The turret also incorporates one stabilised 30mm 2A72 automatic cannon for defence against ground and low-flying aerial targets, as well as one Kalashnikov PKT/PKTM 7.62mm coaxial machine gun to engage ground-based light armoured targets.

The robot is also provided with six 93mm-calibre rocket-propelled Shmel-M reactive flamethrowers, three on each side of the turret. With a maximum firing range of 1km, the Shmel-M can destroy enemy manpower and weaponry inside protective shelters and field fortifications.

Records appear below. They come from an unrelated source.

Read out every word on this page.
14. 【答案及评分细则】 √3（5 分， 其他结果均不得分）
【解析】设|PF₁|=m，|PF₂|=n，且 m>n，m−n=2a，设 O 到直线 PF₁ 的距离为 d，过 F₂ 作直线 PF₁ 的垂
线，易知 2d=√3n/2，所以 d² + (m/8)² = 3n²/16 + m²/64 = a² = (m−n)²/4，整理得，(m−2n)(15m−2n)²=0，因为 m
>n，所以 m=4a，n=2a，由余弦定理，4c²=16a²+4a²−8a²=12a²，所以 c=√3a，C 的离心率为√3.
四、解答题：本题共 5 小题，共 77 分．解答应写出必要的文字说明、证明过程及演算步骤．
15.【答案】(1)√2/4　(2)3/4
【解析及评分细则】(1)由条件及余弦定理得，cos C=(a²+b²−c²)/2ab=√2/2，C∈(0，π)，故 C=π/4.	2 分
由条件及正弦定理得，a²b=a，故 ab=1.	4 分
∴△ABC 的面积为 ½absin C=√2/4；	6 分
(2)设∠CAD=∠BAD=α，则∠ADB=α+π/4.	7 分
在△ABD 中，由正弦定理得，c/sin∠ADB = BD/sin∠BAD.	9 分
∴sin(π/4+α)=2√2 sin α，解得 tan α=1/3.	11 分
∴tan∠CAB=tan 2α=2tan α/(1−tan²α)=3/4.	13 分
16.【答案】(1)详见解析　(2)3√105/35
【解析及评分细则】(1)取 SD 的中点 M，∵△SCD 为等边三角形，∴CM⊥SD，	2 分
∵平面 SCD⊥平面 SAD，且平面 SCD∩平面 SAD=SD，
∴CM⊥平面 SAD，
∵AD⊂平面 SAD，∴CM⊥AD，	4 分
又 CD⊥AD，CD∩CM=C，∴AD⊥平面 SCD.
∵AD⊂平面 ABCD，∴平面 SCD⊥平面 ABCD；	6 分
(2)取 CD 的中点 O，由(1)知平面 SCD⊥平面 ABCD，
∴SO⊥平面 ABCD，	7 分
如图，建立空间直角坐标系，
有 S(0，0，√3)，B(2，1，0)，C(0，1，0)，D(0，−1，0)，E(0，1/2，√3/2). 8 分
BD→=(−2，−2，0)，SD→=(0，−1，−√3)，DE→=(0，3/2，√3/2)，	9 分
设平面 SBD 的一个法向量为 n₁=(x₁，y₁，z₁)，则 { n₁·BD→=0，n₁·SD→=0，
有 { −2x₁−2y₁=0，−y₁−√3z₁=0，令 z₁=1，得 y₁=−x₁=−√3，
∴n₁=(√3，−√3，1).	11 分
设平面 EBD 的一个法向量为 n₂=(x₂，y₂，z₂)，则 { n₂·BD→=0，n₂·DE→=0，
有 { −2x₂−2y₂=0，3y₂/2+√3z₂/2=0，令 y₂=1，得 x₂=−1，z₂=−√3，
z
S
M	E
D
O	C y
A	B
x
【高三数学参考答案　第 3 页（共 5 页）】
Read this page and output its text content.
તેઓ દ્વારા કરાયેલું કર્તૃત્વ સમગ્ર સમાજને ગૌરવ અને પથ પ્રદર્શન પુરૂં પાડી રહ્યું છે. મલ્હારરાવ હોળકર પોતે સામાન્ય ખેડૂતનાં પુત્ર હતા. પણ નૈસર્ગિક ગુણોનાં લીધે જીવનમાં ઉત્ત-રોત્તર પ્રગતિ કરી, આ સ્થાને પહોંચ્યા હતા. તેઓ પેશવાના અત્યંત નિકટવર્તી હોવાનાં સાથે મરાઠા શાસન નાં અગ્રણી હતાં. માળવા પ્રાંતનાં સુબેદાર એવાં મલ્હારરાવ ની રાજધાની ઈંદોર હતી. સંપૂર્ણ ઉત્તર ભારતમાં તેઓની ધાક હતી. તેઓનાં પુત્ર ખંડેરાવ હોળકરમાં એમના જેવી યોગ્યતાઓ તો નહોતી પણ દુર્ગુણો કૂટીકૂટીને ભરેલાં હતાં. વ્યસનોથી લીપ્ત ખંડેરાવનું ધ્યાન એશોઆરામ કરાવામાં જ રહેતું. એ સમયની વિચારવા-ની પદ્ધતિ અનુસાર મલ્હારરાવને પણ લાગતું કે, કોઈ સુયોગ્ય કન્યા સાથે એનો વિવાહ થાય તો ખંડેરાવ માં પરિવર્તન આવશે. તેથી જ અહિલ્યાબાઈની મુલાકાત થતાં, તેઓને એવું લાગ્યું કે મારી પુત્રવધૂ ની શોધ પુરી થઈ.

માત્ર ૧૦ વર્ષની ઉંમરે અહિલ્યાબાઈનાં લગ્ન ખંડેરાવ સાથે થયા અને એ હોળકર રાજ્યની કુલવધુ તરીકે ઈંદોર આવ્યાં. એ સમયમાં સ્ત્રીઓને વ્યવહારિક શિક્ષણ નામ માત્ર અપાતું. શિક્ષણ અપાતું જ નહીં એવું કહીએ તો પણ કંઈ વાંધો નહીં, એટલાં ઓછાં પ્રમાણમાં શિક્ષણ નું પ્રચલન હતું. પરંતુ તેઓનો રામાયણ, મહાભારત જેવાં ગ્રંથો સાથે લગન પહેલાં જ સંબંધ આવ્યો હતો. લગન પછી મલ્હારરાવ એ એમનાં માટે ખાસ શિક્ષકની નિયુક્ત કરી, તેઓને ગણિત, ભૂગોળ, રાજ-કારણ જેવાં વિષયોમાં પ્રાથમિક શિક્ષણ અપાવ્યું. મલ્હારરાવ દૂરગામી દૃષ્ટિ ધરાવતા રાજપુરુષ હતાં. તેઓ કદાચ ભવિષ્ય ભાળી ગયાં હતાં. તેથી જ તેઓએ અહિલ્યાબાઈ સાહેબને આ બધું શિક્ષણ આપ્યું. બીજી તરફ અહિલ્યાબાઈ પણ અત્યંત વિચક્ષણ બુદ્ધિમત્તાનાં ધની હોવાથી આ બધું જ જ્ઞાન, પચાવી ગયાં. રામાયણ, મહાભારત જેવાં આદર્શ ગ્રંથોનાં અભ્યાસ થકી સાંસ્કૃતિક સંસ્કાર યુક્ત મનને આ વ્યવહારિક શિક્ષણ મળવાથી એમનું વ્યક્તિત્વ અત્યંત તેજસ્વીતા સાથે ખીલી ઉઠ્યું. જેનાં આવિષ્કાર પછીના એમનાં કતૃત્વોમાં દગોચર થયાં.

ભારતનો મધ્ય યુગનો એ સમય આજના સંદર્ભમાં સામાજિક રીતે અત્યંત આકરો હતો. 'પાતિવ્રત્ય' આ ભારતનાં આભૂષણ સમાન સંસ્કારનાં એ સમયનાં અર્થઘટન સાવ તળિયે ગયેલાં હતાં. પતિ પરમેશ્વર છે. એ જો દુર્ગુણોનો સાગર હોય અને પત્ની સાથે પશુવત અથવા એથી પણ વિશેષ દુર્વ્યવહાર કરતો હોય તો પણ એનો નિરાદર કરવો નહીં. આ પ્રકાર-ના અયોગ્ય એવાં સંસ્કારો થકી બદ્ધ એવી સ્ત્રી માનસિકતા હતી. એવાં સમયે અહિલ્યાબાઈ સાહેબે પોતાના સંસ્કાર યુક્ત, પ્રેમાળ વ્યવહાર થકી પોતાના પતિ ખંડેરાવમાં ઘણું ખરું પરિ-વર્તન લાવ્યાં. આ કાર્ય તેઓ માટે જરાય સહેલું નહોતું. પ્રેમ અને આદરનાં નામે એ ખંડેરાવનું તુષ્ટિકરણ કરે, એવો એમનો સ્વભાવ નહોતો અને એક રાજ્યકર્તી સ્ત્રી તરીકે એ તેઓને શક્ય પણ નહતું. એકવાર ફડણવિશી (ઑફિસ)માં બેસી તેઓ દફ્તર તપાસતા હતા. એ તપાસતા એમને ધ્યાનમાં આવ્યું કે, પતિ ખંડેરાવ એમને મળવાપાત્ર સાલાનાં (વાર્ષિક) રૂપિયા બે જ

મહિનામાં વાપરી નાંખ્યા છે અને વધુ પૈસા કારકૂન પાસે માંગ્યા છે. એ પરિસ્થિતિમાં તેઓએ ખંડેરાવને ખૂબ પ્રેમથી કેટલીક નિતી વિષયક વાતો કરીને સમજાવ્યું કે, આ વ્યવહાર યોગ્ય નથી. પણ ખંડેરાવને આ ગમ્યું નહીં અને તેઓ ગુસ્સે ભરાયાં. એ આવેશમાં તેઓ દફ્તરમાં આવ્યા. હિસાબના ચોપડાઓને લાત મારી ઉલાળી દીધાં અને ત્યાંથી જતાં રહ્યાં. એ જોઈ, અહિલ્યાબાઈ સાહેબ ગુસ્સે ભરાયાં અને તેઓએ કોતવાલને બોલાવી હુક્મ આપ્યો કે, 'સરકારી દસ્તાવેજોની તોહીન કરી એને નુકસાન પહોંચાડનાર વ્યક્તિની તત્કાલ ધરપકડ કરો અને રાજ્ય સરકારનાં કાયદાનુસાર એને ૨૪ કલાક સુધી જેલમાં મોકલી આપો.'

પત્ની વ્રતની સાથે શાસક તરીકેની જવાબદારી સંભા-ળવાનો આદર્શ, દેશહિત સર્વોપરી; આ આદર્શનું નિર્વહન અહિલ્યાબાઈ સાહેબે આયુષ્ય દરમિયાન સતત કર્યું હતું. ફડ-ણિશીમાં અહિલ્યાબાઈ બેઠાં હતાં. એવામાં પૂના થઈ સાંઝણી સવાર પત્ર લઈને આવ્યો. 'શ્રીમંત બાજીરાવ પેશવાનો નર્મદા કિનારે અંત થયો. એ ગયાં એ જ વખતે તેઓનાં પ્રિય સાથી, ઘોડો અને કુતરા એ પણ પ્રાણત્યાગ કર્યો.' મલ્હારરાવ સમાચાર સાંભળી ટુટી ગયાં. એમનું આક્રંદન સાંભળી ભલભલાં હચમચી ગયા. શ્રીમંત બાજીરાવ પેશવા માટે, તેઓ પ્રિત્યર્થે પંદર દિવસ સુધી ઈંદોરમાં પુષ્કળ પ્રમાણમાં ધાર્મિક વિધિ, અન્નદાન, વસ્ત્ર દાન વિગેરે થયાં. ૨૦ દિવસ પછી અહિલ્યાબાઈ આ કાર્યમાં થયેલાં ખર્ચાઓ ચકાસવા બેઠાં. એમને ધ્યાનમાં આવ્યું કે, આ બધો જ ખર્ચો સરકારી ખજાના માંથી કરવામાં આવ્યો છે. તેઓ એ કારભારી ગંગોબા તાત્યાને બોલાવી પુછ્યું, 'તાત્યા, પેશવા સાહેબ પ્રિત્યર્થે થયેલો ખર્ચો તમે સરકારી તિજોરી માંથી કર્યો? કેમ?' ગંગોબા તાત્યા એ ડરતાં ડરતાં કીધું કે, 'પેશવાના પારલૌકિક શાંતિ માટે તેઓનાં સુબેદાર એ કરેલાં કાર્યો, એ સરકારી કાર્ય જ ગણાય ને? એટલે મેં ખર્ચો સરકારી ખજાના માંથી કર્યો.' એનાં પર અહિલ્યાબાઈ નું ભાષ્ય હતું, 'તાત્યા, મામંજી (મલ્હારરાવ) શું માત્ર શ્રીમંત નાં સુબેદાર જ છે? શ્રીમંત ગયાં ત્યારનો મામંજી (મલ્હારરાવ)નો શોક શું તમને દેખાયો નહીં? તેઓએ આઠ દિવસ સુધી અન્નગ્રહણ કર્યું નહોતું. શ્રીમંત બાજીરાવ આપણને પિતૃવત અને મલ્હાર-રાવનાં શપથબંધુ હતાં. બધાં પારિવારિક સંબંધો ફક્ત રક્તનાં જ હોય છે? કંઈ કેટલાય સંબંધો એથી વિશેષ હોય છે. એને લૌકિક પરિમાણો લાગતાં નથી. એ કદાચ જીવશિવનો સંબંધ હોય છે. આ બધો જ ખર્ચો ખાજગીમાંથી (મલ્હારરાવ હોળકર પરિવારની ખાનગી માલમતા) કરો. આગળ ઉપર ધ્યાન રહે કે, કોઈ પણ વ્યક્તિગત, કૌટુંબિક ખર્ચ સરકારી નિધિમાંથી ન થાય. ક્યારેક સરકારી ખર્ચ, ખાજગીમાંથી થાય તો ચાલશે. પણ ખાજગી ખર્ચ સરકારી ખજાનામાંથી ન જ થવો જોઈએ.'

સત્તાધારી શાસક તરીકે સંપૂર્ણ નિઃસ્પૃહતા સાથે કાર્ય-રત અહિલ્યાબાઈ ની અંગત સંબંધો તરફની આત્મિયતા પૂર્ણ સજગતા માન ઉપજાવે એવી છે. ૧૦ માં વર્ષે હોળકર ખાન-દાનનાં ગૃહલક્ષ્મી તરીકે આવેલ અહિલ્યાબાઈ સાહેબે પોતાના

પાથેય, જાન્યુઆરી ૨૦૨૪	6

Weapon options for the Uran-9 vehicle include four Igla surface-to-air missiles, 9K333 Verba man-portable air defence systems, and up to six 9M133M Kornet-M anti-tank guided missiles.

Protection

The Uran-9 unmanned ground combat vehicle has the ability to resist firing of small arms ammunition and shell splinters. The steel armour plates of the hull offer protection for the vehicle suspension.

Sensors onboard Uran-9 unmanned ground vehicle

The robotic system is equipped with a wide range of remote-controlled sensor modules such as laser warning system, and electro-optic and thermal imaging cameras.

The onboard fire control system consists of automatic target detection, identification and tracking devices, as well as a ballistic computer. It is capable of detecting and tracking enemy targets travelling at a distance of 6km during the day and at 3km at night.

Uran-9 combat robot operation and control

The Uran-9 robot can be operated in either autonomous or manual mode. In autonomous mode, the vehicle can automatically identify, detect, track and defend enemy targets based on the pre-programmed path set by the operator. The vehicle uses detour path finding for obstacle avoidance in the autonomous mode.

The Uran-9 robot is manually controlled by a single operator from a mobile command and control station mounted on a 6x6 tactical truck from a safe distance of 3km. It can also be controlled by means of a portable control panel, in the manual mode.

In addition, the vehicles are capable of moving autonomously in a column.

Uran-9 robot propulsion and performance

Power for the robot comes from a diesel-electric power plant, which provides a maximum speed of 35km/h on highways. The Uran-9 can travel at a maximum cross-country speed of 25km/h and can attain a maximum speed of 10km/h on off-road conditions.

The robot's tracked chassis offers increased cross-country mobility. The average specific ground pressure is 0.6kg/sq.